I think you're getting at something fairly significant here - and the resolution is not at all obvious. First off, I personally think the defendant is in the right here - the logos are clearly political in nature, and I think they should fall clearly under 1st amendment protection. Whether or not that will happen, of course, is a different question.
Now, the analogy I'd like to make is to the case that Nike is currently involved with in, I think, Oregon or California. They responded to some attack ads about their business practices with their own version of the story. The people who put out the attack ads found some error or other, and sued under a law banning false advertising, claiming that it was commercial, not political, speech. I disagree with them, again, but their case rests on the idea that a private, commercial company only engages in commercial speech.
And that seems to be at the root of this case as well.
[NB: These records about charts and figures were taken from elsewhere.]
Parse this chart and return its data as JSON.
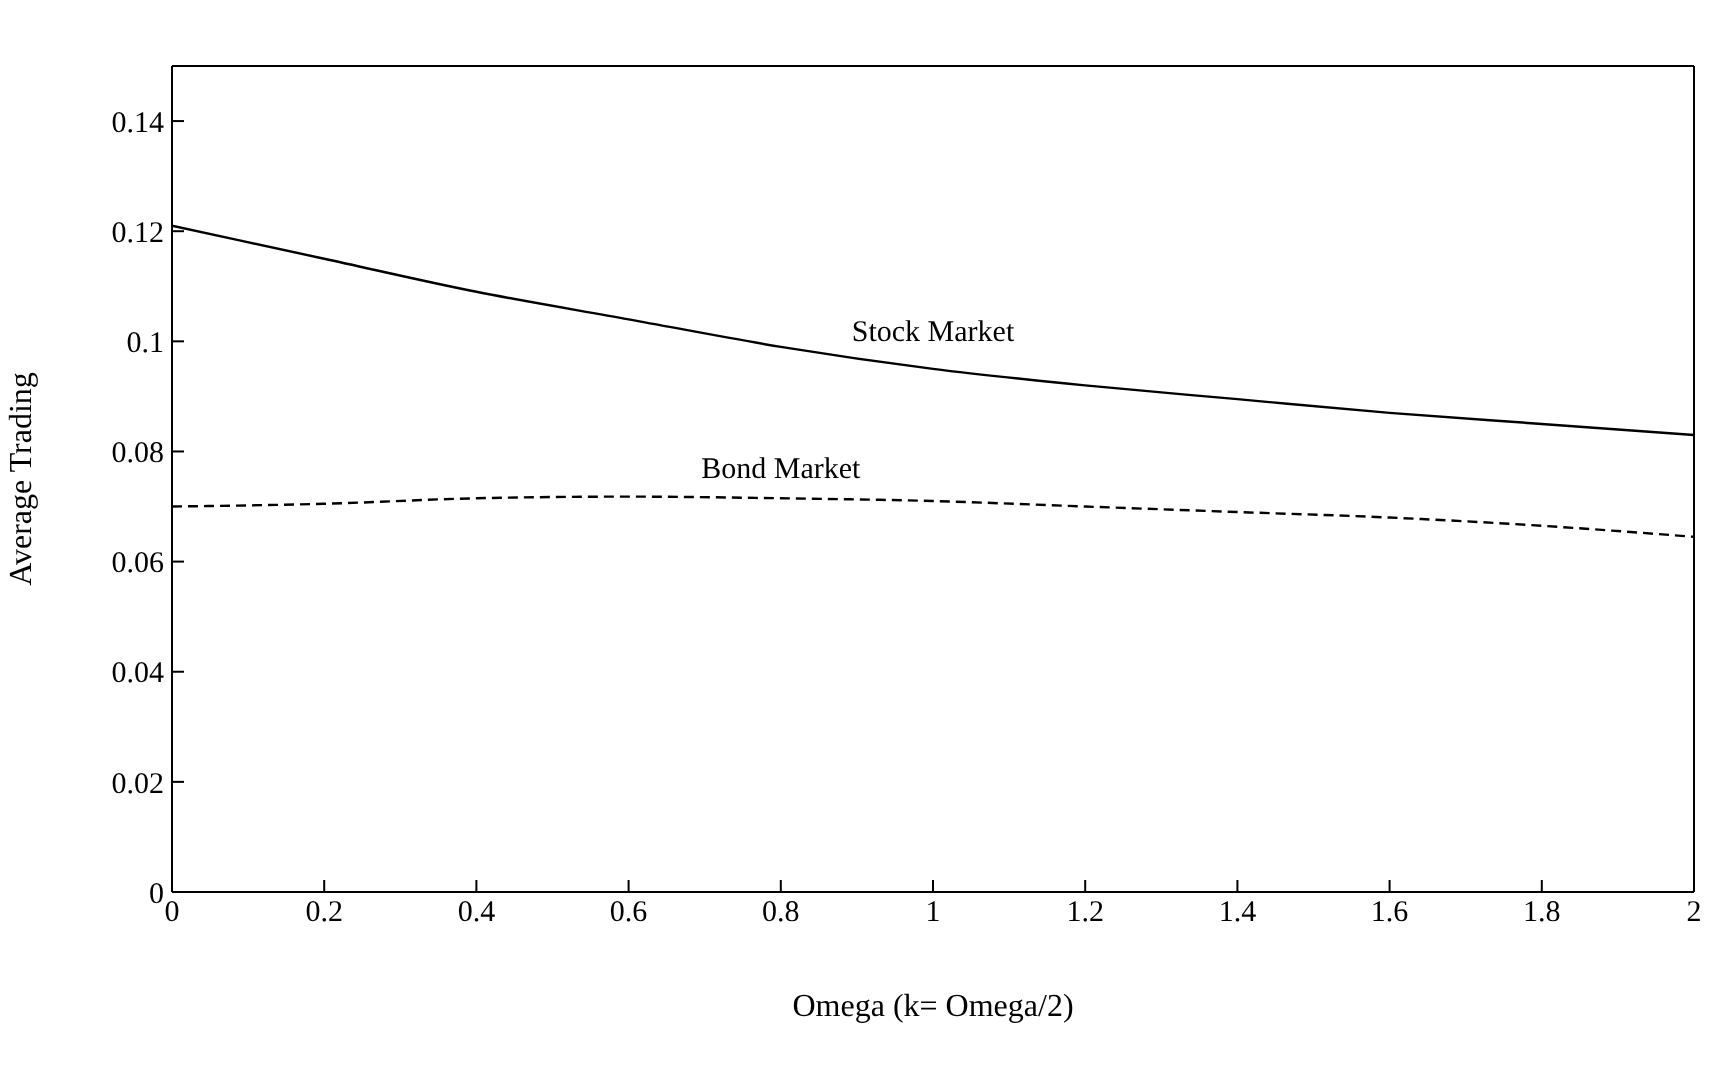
{
  "chart_data": {
    "type": "line",
    "xlabel": "Omega (k= Omega/2)",
    "ylabel": "Average Trading",
    "x": [
      0,
      0.2,
      0.4,
      0.6,
      0.8,
      1.0,
      1.2,
      1.4,
      1.6,
      1.8,
      2.0
    ],
    "series": [
      {
        "name": "Stock Market",
        "color": "#000000",
        "line_style": "solid",
        "values": [
          0.121,
          0.115,
          0.109,
          0.104,
          0.099,
          0.095,
          0.092,
          0.0895,
          0.087,
          0.085,
          0.083
        ]
      },
      {
        "name": "Bond Market",
        "color": "#000000",
        "line_style": "dashed",
        "values": [
          0.07,
          0.0705,
          0.0715,
          0.0718,
          0.0715,
          0.071,
          0.07,
          0.069,
          0.068,
          0.0665,
          0.0645
        ]
      }
    ],
    "xlim": [
      0,
      2
    ],
    "xticks": [
      0,
      0.2,
      0.4,
      0.6,
      0.8,
      1,
      1.2,
      1.4,
      1.6,
      1.8,
      2
    ],
    "ylim": [
      0,
      0.15
    ],
    "yticks": [
      0,
      0.02,
      0.04,
      0.06,
      0.08,
      0.1,
      0.12,
      0.14
    ],
    "marker": "none"
  }
}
Fox is, I assume, trying to maintain that they are a commercial company, and this parody is commercial, not political, speech. Especially for a news outlet, I find this tenuous - maybe laughable. Fox and CNN regularly engage in political speech, so do a host of other companies. When they do, they deserve the protection we afford such speech. But they should also take the blows, that other people can engage in such against them.
These t-shirts are attacking Fox and CNN's political views. The original writer may not find them clever, but personally, I did. I don't agree with them, but I thought they were amusing. More, I thought they were very clearly political themselves. Thus, I think they deserve a very high degree of protection.